The 25 Most Popular Passwords of 2017: You Sweet, Misguided Fools

Photo: Getty
Photo: Getty

Every year, SplashData compiles a list of the most popular passwords based on millions of stolen logins made public in the last year. And each time, we own ourselves. Hard. 2017 is no exception.


You probably already know the top two choices: Based on more than five million leaked passwords, they are “123456” and “password.” There are also some new additions this year, including “starwars,” “monkey,” “iloveyou,” “whatever,” and “freedom,” to name a few. Most aptly, perhaps, is the new addition “letmein,” and most ironically includes “trustno1.” A password is marked as new by SplashData if it didn’t appear in the previous year’s list.

“Unfortunately, while the newest episode may be a fantastic addition to the Star Wars franchise, ‘starwars’ is a dangerous password to use,” Morgan Slain, CEO of SplashData, said in a press release. “Hackers are using common terms from pop culture and sports to break into accounts online because they know many people are using those easy-to-remember words.”

SplashData hopes this list will encourage people to take better safety precautions online. But according to the data from this year and years past, we are still a bunch of idiots—our astonishingly weak passwords at the mercy of even the most amateur hackers.

SplashData noted that the passwords evaluated for this year’s list were predominantly from users in North America and Western Europe, and they did not include security breaches for either adult websites or the Yahoo hack.

A strong password should be long and avoid common phrases. And as security breaches become the norm, it’s important that you don’t reuse your passwords. A password manager can not only help you keep track of your passwords, but it can help you generate secure ones.

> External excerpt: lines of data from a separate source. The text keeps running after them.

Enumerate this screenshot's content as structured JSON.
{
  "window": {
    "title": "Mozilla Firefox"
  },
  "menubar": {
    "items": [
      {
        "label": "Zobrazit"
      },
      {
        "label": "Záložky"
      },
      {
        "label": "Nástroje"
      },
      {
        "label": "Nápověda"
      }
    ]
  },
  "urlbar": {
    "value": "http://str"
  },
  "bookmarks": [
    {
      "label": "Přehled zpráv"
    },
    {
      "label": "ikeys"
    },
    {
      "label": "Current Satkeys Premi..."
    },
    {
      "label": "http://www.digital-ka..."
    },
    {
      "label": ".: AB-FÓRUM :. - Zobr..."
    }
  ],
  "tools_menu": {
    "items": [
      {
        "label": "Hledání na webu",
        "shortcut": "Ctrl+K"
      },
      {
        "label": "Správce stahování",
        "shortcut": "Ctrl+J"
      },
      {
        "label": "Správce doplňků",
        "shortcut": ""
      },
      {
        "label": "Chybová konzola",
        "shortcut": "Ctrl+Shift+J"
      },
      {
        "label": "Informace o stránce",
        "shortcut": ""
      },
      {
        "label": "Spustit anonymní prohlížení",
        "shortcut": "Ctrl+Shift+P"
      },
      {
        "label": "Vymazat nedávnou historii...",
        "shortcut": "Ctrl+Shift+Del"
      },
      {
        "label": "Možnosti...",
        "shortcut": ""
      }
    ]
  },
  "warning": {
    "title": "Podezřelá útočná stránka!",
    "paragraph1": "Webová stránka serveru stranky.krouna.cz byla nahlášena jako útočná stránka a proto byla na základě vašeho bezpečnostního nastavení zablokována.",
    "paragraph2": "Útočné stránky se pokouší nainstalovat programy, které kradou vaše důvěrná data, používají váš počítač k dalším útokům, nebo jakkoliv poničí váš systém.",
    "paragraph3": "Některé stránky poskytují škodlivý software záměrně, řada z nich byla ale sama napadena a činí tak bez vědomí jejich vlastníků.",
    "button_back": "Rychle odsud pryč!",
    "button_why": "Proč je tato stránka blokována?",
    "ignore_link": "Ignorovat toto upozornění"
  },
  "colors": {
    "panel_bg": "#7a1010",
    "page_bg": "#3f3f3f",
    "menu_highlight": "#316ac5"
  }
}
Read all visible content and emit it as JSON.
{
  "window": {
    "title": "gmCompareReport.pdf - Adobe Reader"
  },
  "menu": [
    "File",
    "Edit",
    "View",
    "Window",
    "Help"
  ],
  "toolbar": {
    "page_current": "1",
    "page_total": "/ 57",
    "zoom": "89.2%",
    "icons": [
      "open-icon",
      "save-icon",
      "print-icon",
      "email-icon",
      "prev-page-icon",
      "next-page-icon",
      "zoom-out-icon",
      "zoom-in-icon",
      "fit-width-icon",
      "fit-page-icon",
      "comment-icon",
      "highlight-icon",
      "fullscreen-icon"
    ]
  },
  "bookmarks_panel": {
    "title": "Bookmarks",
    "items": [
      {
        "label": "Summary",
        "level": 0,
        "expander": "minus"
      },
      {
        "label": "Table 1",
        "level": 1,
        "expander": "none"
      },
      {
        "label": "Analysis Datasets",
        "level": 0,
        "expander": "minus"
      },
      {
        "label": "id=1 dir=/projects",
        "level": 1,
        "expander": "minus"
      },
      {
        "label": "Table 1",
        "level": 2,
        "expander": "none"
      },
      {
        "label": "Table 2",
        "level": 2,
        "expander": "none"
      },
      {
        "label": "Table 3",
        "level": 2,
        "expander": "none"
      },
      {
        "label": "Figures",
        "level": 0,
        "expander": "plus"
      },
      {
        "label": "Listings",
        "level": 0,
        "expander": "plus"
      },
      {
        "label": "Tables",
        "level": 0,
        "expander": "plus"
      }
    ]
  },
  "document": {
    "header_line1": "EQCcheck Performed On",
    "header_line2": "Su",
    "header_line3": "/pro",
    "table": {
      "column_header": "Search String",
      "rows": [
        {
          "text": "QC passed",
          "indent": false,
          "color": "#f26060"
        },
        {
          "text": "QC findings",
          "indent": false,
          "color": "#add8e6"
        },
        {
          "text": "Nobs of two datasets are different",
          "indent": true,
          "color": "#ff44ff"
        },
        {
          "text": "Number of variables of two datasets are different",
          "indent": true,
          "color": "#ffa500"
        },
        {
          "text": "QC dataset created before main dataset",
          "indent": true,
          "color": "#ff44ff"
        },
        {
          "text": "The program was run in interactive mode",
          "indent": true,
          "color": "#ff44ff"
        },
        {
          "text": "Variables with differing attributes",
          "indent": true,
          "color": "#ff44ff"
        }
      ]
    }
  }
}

Anyways, you can check out SplashData’s seventh annual list below. To which I say: areyoufuckingkiddingme1234.

1. 123456 (Unchanged)

2. Password (Unchanged)

3. 12345678 (Up 1)

4. qwerty (Up 2)

5. 12345 (Down 2)

6. 123456789 (New)

7. letmein (New)

8. 1234567 (Unchanged)

9. football (Down 4)

10. iloveyou (New)

11. admin (Up 4)

12. welcome (Unchanged)

13. monkey (New)

14. login (Down 3)

15. abc123 (Down 1)

16. starwars (New)

17. 123123 (New)

18. dragon (Up 1)

19. passw0rd (Down 1)

20. master (Up 1)

21. hello (New)

22. freedom (New)

23. whatever (New)

24. qazwsx (New)

25. trustno1 (New)



The problem with advocating strong passwords is adoption.

Relying on a password manager doesn’t really breed good practices so much as throw the ball in someone else’s court, with a hope and a prayer that their service isn’t compromised (spoiler; it probably will be or has been).

Relying on a complex rule of alpha-numeric, special symbols, and varying case only works if the service allows it... and none of them seem to agree on what kind of password is ‘good’ or how long a password should be allowed before you are forced to change it.

The best method is, in my opinion, a password phrase that is fairly long but otherwise meaningless. The ones used in Ready Player One are great examples:

  1. You have been recruited by the Star League to defend the frontier against Xur and the Ko-Dan Armanda
  2. No one in the world gets what they want and that is beautiful
  3. Reindeer Flotilla Setec Astronomy

But even then you run into the same issues... different services have different rules. Spaces might not be allowed, the length might exceed what they allow. These don’t have special characters or numerals so they might not pass muster.

We lament that so many people use weak passwords, but I would argue that these occur in no small part because the services on which so many people rely rather force you into a mindset of either relying on someone else to handle your passwords, or in using stupid / weak passwords to accommodate their arbitrary password rules.